Some Republicans and other observers have raised concerns about the FCC requiring broadband providers to share their fiber networks with competitors, as they were required to do with their copper networks in the late ’90s and early ’00s, since Cbeyond, a broadband and VoIP (voice over Internet Protocol) provider, filed a petition in January for the FCC to return to network-sharing rules.
But the broadband plan says only that the petition “deserves attention.”
Among the broadband plan’s goals: Universal broadband availability and 100 million U.S. homes with 100M bps (bits per second) service by 2020.
Several Republican committee members praised parts of the broadband plan, but Barton, the committee’s senior Republican, questioned whether a huge national broadband program was needed, when wired broadband is available to more than 90 percent of U.S. homes.
“Ninety-five percent of America has broadband, and the federal government hasn’t had to spend a dime,” he said. “This isn’t a have/have not program, this is a find-something-for-the-FCC-to-do-that-makes-sense-in-the-21st-century program.”
Representative Mike Rogers, a Michigan Republican, questioned how Genachowski could talk about encouraging private investment in broadband and also propose new net neutrality rules that would prohibit broadband providers from selectively blocking or slowing Internet content.
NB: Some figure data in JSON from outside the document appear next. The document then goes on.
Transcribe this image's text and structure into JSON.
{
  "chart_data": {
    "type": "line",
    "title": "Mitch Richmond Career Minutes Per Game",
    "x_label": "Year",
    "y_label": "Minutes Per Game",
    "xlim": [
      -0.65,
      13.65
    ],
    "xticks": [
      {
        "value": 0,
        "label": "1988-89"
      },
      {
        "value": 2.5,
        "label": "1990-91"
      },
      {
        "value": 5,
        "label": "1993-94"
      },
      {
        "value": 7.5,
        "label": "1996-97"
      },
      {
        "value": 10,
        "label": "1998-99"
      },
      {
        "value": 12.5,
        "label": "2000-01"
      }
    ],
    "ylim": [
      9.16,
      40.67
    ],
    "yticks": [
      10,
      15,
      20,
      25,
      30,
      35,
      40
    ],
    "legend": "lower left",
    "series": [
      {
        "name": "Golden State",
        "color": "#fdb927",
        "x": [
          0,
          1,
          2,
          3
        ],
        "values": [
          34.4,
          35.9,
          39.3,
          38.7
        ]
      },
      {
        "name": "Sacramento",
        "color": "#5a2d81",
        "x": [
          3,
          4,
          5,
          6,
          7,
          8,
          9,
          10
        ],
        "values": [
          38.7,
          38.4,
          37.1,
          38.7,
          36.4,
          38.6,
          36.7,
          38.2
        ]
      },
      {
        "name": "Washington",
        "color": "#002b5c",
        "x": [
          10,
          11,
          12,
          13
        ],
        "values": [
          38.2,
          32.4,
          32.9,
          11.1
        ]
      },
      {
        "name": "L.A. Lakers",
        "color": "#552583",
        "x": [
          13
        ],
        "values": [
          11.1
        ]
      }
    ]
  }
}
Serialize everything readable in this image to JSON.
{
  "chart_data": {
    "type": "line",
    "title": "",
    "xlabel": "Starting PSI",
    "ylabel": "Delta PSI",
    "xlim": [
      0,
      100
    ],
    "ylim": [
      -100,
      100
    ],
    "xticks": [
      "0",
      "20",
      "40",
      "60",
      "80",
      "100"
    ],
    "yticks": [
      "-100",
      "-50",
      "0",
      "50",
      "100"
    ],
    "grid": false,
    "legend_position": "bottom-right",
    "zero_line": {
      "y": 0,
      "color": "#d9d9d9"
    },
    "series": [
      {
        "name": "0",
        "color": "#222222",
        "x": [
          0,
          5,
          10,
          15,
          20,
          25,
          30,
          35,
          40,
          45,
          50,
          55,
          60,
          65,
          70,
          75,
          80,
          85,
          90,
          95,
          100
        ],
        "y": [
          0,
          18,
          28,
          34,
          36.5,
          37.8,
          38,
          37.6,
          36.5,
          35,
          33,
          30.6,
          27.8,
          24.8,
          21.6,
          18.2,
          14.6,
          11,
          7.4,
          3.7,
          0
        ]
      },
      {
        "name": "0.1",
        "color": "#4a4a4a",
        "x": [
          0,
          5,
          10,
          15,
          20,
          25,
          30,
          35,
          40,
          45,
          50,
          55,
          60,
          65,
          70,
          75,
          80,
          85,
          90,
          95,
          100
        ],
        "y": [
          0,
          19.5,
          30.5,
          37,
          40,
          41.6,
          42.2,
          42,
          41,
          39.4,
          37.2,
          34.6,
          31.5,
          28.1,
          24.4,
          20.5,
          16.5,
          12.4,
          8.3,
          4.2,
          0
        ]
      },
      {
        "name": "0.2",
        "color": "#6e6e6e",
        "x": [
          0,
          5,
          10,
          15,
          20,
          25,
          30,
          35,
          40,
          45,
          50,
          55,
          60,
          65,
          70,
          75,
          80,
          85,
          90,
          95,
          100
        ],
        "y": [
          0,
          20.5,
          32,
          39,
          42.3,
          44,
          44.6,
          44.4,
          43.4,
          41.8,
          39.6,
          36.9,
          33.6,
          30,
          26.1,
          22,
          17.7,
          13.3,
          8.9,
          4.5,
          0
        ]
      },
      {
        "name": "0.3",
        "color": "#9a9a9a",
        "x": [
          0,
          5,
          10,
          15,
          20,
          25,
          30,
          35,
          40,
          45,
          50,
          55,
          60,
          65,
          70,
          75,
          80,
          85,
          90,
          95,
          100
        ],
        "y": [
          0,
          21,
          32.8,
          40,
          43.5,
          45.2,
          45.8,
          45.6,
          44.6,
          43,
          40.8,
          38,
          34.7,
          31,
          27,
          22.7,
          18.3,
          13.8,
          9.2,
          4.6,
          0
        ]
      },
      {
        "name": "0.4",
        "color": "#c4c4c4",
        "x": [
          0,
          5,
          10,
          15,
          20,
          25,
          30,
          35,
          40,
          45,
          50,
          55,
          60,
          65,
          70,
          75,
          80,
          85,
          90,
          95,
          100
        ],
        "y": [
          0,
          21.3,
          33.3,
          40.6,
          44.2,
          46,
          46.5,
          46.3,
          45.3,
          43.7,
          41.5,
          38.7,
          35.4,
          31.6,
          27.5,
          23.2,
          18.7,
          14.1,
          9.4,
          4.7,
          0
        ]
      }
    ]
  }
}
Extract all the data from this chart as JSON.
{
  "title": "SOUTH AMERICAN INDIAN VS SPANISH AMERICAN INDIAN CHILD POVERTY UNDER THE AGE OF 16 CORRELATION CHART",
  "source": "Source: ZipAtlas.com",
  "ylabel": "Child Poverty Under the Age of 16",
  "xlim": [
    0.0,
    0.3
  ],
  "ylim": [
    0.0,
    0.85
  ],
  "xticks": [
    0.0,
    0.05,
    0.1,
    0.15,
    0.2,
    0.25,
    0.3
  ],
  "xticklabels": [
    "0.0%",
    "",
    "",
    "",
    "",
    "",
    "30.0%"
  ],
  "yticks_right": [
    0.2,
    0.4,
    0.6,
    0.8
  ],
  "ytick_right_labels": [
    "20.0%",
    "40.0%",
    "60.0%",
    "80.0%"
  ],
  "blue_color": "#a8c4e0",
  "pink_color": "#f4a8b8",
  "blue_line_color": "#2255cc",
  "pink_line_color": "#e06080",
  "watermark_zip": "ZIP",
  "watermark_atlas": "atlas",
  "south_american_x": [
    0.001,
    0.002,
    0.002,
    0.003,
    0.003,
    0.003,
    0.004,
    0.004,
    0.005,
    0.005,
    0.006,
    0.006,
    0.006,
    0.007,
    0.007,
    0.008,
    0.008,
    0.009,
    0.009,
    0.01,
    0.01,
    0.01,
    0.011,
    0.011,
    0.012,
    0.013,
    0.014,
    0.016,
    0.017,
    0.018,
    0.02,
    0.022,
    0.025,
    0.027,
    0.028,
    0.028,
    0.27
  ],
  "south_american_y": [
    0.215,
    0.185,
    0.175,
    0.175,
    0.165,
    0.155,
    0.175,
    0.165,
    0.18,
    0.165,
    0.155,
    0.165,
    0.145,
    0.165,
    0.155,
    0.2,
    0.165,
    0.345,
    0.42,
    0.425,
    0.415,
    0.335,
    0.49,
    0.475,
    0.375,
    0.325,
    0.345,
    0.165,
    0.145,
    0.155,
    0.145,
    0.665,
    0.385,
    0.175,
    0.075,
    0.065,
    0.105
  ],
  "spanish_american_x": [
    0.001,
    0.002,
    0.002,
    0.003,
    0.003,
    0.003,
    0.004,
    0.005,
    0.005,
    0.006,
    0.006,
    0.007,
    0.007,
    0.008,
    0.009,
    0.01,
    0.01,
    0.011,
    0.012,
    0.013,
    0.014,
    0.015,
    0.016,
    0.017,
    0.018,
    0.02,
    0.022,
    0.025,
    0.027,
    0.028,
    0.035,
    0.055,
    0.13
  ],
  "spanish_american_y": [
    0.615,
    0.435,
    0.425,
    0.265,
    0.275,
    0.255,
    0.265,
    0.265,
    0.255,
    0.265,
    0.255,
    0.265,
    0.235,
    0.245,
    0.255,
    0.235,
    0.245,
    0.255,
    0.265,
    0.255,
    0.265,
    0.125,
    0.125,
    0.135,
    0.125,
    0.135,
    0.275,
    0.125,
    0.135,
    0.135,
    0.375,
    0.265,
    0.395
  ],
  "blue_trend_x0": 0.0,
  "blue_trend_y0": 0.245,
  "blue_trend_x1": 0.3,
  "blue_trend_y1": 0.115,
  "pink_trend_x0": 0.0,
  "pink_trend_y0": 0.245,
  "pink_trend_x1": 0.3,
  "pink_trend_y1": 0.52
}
The broadband plan has sent a “shiver of cold” across the investment community, he said.
While Democrats generally praised the plan, Representative John Dingell, a Michigan Democrat, questioned whether the plan would open up “old policy fights” by leaving open the possibility that broadband providers share their networks. Dingell also said he was concerned about the broadband plan’s proposal to take up to 120MHz of wireless spectrum from television broadcasters in exchange for a portion of the auction revenues.
TV stations gave up nearly a third of their spectrum in the transition to all-digital broadcasts that happened in June, Dingell said. “The further loss of [broadcasting] spectrum can have a very serious adverse effect on the public by limiting consumer choice,” he said.
But other Democrats called the broadband plan “superb” and necessary for the U.S. to compete with other nations.
“The national broadband plan is the most significant and ambitious infrastructure program for America since the interstate highway system,” said Representative Henry Waxman, a California Democrat and committee chairman. “Our competitiveness and prosperity depend on meeting its core objectives.”